The case for the efficiency and efficacy of topping up the child support grant in particular, is well articulated in an article in The Conversation, and estimates that a top up of R500 would cost 6.2 billion per month. The authors argue quite convincingly that topping up the child support grant targets poor households well.

“A top-up of R500 per month would reduce the national extreme poverty rate compared to pre-lockdown levels, while for those in informal-worker households the extreme poverty rate increases by just six percentage points, rather than 16 percentage points.” 

  1. Focus on food security and the provision of food to poor households.

The Institute for Poverty, Land and Agrarian Studies provides some excellent insight into food dynamics for the poor at this time and offers sensible ideas about measures that talk to food security in the national lockdown.

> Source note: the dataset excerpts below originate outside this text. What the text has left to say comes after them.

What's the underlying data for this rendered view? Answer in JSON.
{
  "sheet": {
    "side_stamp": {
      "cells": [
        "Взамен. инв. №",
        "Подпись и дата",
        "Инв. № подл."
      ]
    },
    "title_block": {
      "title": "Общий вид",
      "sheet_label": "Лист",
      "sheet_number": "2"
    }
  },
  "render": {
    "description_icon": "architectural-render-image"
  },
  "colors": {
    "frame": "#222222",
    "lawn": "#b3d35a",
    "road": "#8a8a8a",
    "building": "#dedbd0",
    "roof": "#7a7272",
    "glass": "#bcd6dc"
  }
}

  1. Use cash rather than vouchers
  2. De-concentrate the food system spatially
  3. Urgent help for small-scale food producers and aggregation of small-scale producers’ output and get supermarkets to adjust their procurement systems
  4. Get the corporate sector to repurpose its infrastructure
  5. Procure from small-scale food producers
  6. Manage shopping expeditions
  7. Accept and work with the informal sector. 

Controlling the spread of a highly infectious virus while maintaining the production and distribution of basic goods and other essential services, in addition to providing support to firms and households under duress as a result of a lockdown of socio-economic activity, is a complex task that involves competing imperatives.

Even as we advocate for responding to the deep distress of poor households, we must develop complementary strategies for managing the spread of the virus. We must not lose sight of the fact that strict isolation works. We need to be having conversations about how we keep this out of nursing homes and away from dense populations, poor communities and multi-generational households. We need a national strategy. Delaying or letting up too early on social distancing means lives lost.

All of this means changing the economy. The change will be driven by government spending, but the costs must also be shared along value chains. We must get money to the poor in particular. We must train new health care workers. We must redirect industry to produce personal protective gear and other health equipment in the volumes that we require. We must narrow the digital divide as a matter of urgency. We must protect households from debt and destitution. We must distribute food where necessary. We must do everything we can to enable physical distancing, because this is the only way.

Trenton Elsley is Executive Director of the Labour Research Service and serves on the National Minimum Wage Commission.